The COVID-19 pandemic is producing massive amounts of data – and that data is producing a positive avalanche of academic literature. To help sift through those tens of thousands of research papers and synthesize COVID-19 knowledge, researchers at Lawrence Berkeley National Laboratory have produced a text mining tool powered by supercomputing and machine learning.
The tool, called COVIDScholar, uses natural language processing (NLP) to scan academic papers on COVID-19 and make the results easily searchable. It was developed following the White House Office of Science and Technology Policy’s mid-March call to action on AI tools for data and text mining against COVID-19. Within a week, the Berkeley Lab researchers had an early version of the tool operational.
“Our objective is to do information extraction so that people can find non-obvious information and relationships,” said Gerbrand Ceder, a Berkeley Lab scientist who is helping to lead the project, in an interview with Berkeley Lab. “That’s the whole idea of machine learning and natural language processing that will be applied on these datasets.”
Smart big data analysis tools like these are necessary to make sense of the COVID-19 literature, which quickly reached overwhelming levels. “There’s no doubt we can’t keep up with the literature, as scientists,” Kristin Persson, another Berkeley Lab scientist leading the project. “We need help to find the relevant papers quickly and to build correlations between papers that may not, on the surface, look like they’re talking about the same thing.”
Within a month, the team had collected over 61,000 research papers in the field, with around 200 more appearing every day. COVIDScholar incorporates automated scripts that pull those papers, standardize them and index them for searching. “Within 15 minutes of the paper appearing online, it will be on our website,” said Amalie Trewartha, one of the lead developers of the tool.

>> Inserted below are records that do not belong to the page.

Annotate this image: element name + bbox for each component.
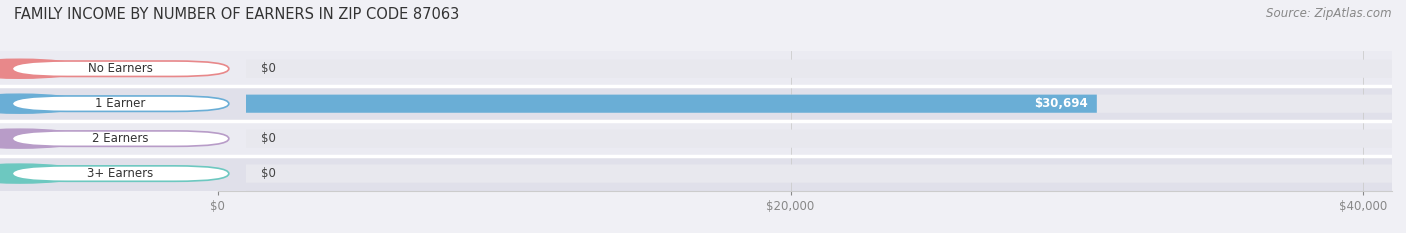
- Text: $30,694: $30,694: [1035, 97, 1088, 110]
- FancyBboxPatch shape: [218, 164, 1392, 183]
- Text: 1 Earner: 1 Earner: [96, 97, 146, 110]
- Circle shape: [0, 94, 87, 113]
- FancyBboxPatch shape: [218, 95, 1392, 113]
- FancyBboxPatch shape: [13, 131, 229, 146]
- FancyBboxPatch shape: [218, 86, 1392, 121]
- Text: $0: $0: [262, 167, 276, 180]
- FancyBboxPatch shape: [218, 51, 1392, 86]
- FancyBboxPatch shape: [218, 121, 1392, 156]
- FancyBboxPatch shape: [218, 60, 1392, 78]
- Text: Source: ZipAtlas.com: Source: ZipAtlas.com: [1267, 7, 1392, 20]
- Text: 3+ Earners: 3+ Earners: [87, 167, 153, 180]
- Circle shape: [0, 59, 87, 78]
- Text: $0: $0: [262, 62, 276, 75]
- FancyBboxPatch shape: [13, 61, 229, 76]
- FancyBboxPatch shape: [218, 156, 1392, 191]
- FancyBboxPatch shape: [0, 86, 246, 121]
- Circle shape: [0, 129, 87, 148]
- Text: No Earners: No Earners: [89, 62, 153, 75]
- Text: $0: $0: [262, 132, 276, 145]
- FancyBboxPatch shape: [0, 51, 246, 86]
- Text: FAMILY INCOME BY NUMBER OF EARNERS IN ZIP CODE 87063: FAMILY INCOME BY NUMBER OF EARNERS IN ZI…: [14, 7, 460, 22]
- Text: 2 Earners: 2 Earners: [93, 132, 149, 145]
- Circle shape: [0, 164, 87, 183]
- FancyBboxPatch shape: [0, 156, 246, 191]
- FancyBboxPatch shape: [218, 95, 1097, 113]
- FancyBboxPatch shape: [13, 96, 229, 111]
- FancyBboxPatch shape: [218, 130, 1392, 148]
- FancyBboxPatch shape: [13, 166, 229, 181]
- FancyBboxPatch shape: [0, 121, 246, 156]
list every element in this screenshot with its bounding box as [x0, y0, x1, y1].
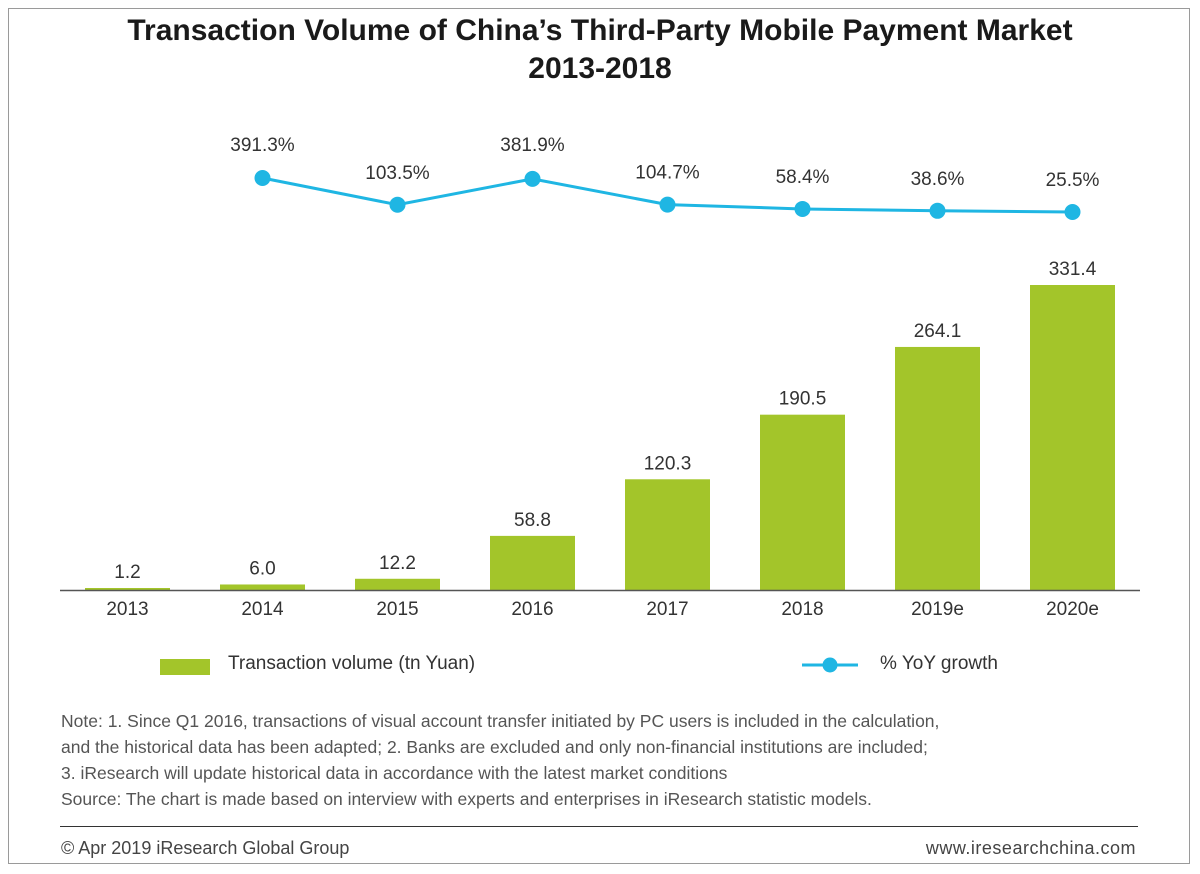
- bar-2014: [220, 584, 305, 590]
- chart-frame: [8, 8, 1190, 864]
- yoy-value-label: 25.5%: [1046, 170, 1100, 191]
- chart-title-line2: 2013-2018: [528, 52, 672, 85]
- yoy-point-2016: [524, 170, 541, 187]
- x-tick-label: 2015: [376, 599, 418, 620]
- yoy-value-label: 104.7%: [635, 163, 700, 184]
- yoy-value-label: 58.4%: [776, 167, 830, 188]
- yoy-point-2019e: [929, 202, 946, 219]
- note-line-2: and the historical data has been adapted…: [61, 737, 928, 757]
- x-tick-label: 2018: [781, 599, 823, 620]
- bar-2016: [490, 535, 575, 590]
- x-tick-label: 2013: [106, 599, 148, 620]
- x-tick-label: 2017: [646, 599, 688, 620]
- bar-2017: [625, 479, 710, 590]
- yoy-value-label: 103.5%: [365, 163, 430, 184]
- chart-canvas: 1.2 6.0 12.2 58.8 120.3 190.5 264.1 331.4 2013 20…: [60, 135, 1140, 620]
- bar-2020e: [1030, 285, 1115, 590]
- bar-2018: [760, 414, 845, 590]
- yoy-value-label: 38.6%: [911, 169, 965, 190]
- bar-value-label: 120.3: [644, 453, 692, 474]
- yoy-point-2015: [389, 196, 406, 213]
- yoy-point-2017: [659, 196, 676, 213]
- footer-divider: [60, 826, 1138, 827]
- footer-website: www.iresearchchina.com: [925, 838, 1136, 858]
- bar-2015: [355, 578, 440, 590]
- bar-value-label: 331.4: [1049, 259, 1097, 280]
- bar-value-label: 58.8: [514, 510, 551, 531]
- yoy-value-label: 381.9%: [500, 135, 565, 156]
- bar-2019e: [895, 346, 980, 590]
- yoy-point-2020e: [1064, 204, 1081, 220]
- legend-bar-swatch: [160, 659, 210, 675]
- notes-block: Note: 1. Since Q1 2016, transactions of …: [61, 708, 1161, 812]
- note-source: Source: The chart is made based on inter…: [61, 789, 872, 809]
- bar-2013: [85, 588, 170, 590]
- legend-line-label: % YoY growth: [880, 653, 998, 674]
- x-tick-label: 2020e: [1046, 599, 1099, 620]
- bar-value-label: 6.0: [249, 558, 275, 579]
- yoy-point-2014: [254, 170, 271, 186]
- legend-bar-label: Transaction volume (tn Yuan): [228, 653, 476, 674]
- chart-title: Transaction Volume of China’s Third-Part…: [0, 12, 1200, 88]
- yoy-value-label: 391.3%: [230, 135, 295, 156]
- bar-value-label: 12.2: [379, 553, 416, 574]
- bar-value-label: 1.2: [114, 562, 140, 583]
- note-line-3: 3. iResearch will update historical data…: [61, 763, 728, 783]
- x-tick-label: 2016: [511, 599, 553, 620]
- footer-copyright: © Apr 2019 iResearch Global Group: [61, 838, 350, 858]
- yoy-point-2018: [794, 200, 811, 217]
- bar-value-label: 190.5: [779, 389, 827, 410]
- bar-value-label: 264.1: [914, 321, 962, 342]
- legend-line-symbol-icon: [802, 657, 858, 673]
- chart-title-line1: Transaction Volume of China’s Third-Part…: [127, 14, 1073, 47]
- x-tick-label: 2014: [241, 599, 284, 620]
- note-line-1: Note: 1. Since Q1 2016, transactions of …: [61, 711, 940, 731]
- x-tick-label: 2019e: [911, 599, 964, 620]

On the surface, COVIDScholar is an advanced search engine: it returns results, sorted into subcategories, and recommends similar articles. But soon, its functionality will run much deeper. “We’re ready to make big progress in terms of the natural language processing for ‘automated science,’” said John Dagdelen, another of the lead developers. “You can use the generated representations for concepts from the machine learning models to find similarities between things that don’t actually occur together in the literature, so you can find things that should be connected but haven’t been yet.”
To run COVIDScholar, the researchers turned to supercomputers at the National Energy Research Scientific Computing Center (NERSC). NERSC’s current flagship supercomputer is Cori, a Cray XC40 system rated at 14 Linpack petflops. (Edison, its previous XC30-based flagship, was retired around this time last year.)
“It couldn’t have happened somewhere else,” Trewartha said. “We’re making progress much faster than would’ve been possible elsewhere. It’s the story of Berkeley Lab really. Working with our colleagues at NERSC, in Biosciences, at UC Berkeley, we’re able to iterate on our ideas quickly.”